In this paper, we present a method to predict from single‐channel spectrograms, that is, with no need of the raw data. In contrast to other studies that make predictions on whole brain signals (Dimitriadis and Salis 2017; Vandenbosch et al. 2019; Sabbagh et al. 2019), sometimes with complex methods such as deep learning (Khayretdinova et al. 2022), our approach has not only benefits in terms of computational simplicity but also for interpretation, as it allows us to compare the predictive power across sensors or brain regions. Specifically, with no prior predefinition of frequency bands or any manual feature engineering besides basic preprocessing, we propose the idea of interpreting the EEG spectrogram as a probability distribution. This way, we can fully leverage all the powerful machinery of Kernel learning on probability distributions. We consider Kernel mean embeddings (KMEs), a technique used to construct a representation of the data in a high‐dimensional feature space (Smola et al. 2007; Iyer, Jagarlapudi, and Sarawagi 2014; Borgwardt et al. 2006). The KME technique maps joint, marginal and conditional probability distributions to vectors in a high (or even infinite) dimensional feature space that completely characterises the distribution (Fukumizu, Song, and Gretton 2011). Building upon KME, we used the maximum mean discrepancy (MMD) (Smola et al. 2007), a distance metric defined on the space of probability measures (here, EEG spectrograms) in combination with Kernel ridge regression (KRR) (Saunders, Gammerman, and Vovk (1998)). We refer to our approach as Kernel mean embedding regression (KMER), which we compare to KRR and ridge regression (RR).
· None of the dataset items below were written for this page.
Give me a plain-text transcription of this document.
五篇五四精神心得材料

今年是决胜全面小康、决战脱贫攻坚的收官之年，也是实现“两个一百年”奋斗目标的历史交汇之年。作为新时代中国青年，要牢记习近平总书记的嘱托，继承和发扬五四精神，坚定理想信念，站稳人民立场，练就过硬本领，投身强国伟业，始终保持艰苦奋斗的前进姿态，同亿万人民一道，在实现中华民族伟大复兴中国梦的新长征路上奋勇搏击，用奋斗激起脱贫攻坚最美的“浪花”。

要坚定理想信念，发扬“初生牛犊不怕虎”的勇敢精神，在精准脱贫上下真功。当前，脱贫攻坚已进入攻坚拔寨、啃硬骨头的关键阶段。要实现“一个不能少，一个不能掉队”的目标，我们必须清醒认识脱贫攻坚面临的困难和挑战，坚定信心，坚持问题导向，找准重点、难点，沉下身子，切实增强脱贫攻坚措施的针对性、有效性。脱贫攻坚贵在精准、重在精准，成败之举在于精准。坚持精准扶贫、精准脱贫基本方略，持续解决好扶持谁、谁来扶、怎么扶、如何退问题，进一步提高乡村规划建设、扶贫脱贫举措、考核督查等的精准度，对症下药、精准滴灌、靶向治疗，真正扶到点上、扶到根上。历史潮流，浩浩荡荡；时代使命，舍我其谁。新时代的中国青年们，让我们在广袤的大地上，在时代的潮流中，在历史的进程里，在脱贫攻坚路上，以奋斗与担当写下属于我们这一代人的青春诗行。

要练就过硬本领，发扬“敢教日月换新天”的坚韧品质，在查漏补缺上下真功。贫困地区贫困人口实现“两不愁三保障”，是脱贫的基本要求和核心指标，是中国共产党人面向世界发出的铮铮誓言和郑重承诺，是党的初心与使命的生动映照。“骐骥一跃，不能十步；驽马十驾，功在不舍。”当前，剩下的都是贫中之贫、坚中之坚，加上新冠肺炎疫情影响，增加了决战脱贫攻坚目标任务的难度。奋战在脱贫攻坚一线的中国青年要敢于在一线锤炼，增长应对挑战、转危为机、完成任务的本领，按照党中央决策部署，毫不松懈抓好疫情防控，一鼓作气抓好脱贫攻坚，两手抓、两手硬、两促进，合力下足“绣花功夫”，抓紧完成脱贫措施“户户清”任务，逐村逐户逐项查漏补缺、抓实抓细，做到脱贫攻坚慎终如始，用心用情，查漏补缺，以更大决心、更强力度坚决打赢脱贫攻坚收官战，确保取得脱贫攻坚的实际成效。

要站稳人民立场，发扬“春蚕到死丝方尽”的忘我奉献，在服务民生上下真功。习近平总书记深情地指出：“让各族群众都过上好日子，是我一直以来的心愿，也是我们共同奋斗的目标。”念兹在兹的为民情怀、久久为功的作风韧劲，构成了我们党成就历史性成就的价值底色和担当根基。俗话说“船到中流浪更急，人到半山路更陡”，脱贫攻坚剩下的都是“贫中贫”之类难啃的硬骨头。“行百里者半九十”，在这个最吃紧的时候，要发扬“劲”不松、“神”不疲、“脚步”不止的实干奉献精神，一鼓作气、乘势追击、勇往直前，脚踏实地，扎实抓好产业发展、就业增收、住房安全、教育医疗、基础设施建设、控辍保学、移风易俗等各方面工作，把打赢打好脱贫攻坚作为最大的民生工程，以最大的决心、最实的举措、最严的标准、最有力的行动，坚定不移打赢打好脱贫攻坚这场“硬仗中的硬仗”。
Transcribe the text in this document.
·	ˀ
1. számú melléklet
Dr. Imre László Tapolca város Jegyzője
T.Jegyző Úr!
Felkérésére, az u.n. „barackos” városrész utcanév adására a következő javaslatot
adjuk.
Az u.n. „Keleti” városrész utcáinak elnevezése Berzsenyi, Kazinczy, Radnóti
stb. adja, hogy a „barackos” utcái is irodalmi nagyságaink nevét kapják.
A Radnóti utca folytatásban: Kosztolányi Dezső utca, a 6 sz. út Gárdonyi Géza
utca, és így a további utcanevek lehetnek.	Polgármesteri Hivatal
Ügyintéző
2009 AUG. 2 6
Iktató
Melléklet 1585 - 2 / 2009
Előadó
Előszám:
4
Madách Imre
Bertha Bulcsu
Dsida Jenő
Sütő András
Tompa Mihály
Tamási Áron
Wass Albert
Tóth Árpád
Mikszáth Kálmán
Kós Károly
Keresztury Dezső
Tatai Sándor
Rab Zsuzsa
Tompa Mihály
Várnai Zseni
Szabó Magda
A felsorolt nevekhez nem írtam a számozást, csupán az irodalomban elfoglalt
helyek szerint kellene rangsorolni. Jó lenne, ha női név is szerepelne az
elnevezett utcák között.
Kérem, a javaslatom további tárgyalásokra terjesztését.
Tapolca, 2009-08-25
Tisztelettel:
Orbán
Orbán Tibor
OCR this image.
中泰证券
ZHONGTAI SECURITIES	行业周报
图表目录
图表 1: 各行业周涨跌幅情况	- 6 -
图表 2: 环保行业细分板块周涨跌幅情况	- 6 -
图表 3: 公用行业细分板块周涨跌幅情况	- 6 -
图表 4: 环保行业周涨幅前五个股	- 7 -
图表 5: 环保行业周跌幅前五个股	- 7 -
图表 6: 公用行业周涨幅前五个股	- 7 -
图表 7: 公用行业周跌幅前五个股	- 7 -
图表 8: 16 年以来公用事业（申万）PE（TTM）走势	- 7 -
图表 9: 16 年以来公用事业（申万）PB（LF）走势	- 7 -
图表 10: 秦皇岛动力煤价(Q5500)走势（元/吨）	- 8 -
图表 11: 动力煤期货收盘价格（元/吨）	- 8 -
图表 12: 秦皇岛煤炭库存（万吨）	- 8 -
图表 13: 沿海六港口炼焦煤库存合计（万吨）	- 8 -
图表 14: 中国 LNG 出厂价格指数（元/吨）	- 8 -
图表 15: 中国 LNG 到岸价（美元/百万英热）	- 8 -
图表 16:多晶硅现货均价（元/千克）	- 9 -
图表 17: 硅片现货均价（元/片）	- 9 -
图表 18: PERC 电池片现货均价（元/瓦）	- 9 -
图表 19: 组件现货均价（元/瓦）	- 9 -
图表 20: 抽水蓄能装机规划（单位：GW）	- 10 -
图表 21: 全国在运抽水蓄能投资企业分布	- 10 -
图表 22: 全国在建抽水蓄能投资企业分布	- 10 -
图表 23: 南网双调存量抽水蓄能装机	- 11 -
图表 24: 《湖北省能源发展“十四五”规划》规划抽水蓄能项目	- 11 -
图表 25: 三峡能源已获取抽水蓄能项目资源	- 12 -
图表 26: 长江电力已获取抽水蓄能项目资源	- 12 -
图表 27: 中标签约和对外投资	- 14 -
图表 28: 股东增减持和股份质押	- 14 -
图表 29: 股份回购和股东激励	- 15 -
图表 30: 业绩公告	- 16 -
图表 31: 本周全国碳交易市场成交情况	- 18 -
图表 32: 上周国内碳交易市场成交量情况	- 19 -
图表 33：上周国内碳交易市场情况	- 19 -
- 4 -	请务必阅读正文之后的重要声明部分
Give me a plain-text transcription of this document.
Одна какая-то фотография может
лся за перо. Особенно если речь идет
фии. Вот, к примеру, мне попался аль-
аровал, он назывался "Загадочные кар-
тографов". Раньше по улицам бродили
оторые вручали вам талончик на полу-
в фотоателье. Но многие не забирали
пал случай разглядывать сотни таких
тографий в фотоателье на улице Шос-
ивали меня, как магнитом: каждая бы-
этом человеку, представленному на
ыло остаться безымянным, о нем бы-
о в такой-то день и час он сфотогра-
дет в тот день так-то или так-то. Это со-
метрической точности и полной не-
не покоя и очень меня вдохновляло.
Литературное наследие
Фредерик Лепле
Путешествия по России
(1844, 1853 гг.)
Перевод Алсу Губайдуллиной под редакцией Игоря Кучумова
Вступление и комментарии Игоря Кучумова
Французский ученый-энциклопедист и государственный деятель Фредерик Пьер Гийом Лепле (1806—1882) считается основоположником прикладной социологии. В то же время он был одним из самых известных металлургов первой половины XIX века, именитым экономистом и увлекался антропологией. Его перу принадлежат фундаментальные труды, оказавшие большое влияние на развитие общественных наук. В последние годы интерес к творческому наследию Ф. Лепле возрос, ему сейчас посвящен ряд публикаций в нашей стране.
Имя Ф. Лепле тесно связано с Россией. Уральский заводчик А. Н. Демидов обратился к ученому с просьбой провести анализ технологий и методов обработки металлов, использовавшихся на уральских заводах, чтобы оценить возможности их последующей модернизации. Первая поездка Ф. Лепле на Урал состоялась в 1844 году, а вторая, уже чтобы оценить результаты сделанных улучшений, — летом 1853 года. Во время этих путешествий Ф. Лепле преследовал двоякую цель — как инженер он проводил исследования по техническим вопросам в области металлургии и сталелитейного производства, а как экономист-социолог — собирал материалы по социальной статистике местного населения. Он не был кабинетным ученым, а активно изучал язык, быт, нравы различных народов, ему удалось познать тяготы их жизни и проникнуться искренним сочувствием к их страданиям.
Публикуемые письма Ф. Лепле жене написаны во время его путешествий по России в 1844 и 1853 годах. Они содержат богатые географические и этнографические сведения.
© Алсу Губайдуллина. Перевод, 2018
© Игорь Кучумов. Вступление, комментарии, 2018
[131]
We demonstrate the superior performance of the Kernel approaches (both KMER and KRR) for age prediction. Using a multisite, public resting‐state EEG dataset with a very wide distribution of age (HarMNqEEG; Li et al. 2022), we show that these lead to better predictions, which can be projected on the EEG scalp for interpretation. Focusing on KMER, we show that parietal sensors are the most accurate in predicting age, with slightly greater accuracy in men. We also showed that the predictions generalise well across experiments and acquisition sites, even considering the large differences in age distribution across sites (a well‐known problem in machine learning referred to as prior shift). Overall, by demonstrating its predictive capacity and interpretability, Kernel methods can help unveil insights about brain age or other neurobiological constructs.
2. Results
2.1. Kernel Mean Embedding Regression
We developed KMER, a novel method to predict subject traits from EEG spectrograms; see Section 3 and Figure 1. In short, KMER is based on the idea of interpreting EEG spectrograms as probability distributions so that techniques based on Kernel learning of distributions are readily applicable. By forming a subject‐by‐subject Kernel matrix of similarities between subjects (using a Gaussian Kernel; see Section 3), this technique allowed us to derive predictions for each EEG channel that can naturally accommodate nonlinearities in a data‐driven way without the need for manual feature extraction.
2.2. Comparison of Performance Between Methods
First, compared KMER to: (i) RR, a regularised, linear regression method that uses the frequency bins' power as features; and (ii) KRR, the Kernelised version of RR, which allows the modelling of nonlinearities by the use of an appropriate Kernel. Our experiments were based on the prediction of age in the HarMNqEEG data set (Li et al. 2022), a multibatch, multicountry resting‐state EEG dataset of 1966 subjects encompassing people across the entire lifespan (excluding the very youngest and using only subjects between 5 and 97 years old); see Figure S1 and Table S1 for some basic statistics about the dataset in terms of age, gender, and geography. The performance of the methods was assessed using cross‐validation, such that the acquisition batches were never split across folds. The hyperparameters (described in Methods) were chosen using nested cross‐validation for all approaches. We assessed the performance of the three methods per EEG channel using two measures of accuracy: prediction explained variance (R 2) and mean absolute error (MAE), which offers complementary information (Engemann et al. 2022).
Figure 2 summarises the results per EEG channel. Figure 2A illustrates an example of age vs. predicted age for a given channel (T3). Figure 2B,C shows a comparison of the three methods across channels in terms of MAE and explained variance, respectively. As shown, MAE oscillates between 11 and 12.5 years approximately for all channels. There is a larger variation in terms of explained variance, ranging from R 2 = 0.24 for sensor Fp1 to R 2 = 0.44 for sensor C3. KRR and KMER outperform RR for all channels, and KMER outperforms KRR only for some channels. The advantage of KRR and KMER over RR is highly significant (p = 1 × 10−5; permutation testing), but the advantage of KMER over KRR is not significant (p = 0.093). This improvement of the Kernel methods over RR is likely due to the presence of nonlinearities in the relation between EEG spectrograms and age. Results for the linear and polynomial Kernel (referring to the Kernel used to construct the Kernel matrix, ; see Section 3) are shown in Figures S2 and S3; these performed worse than the radial basis function (Gaussian) Kernel.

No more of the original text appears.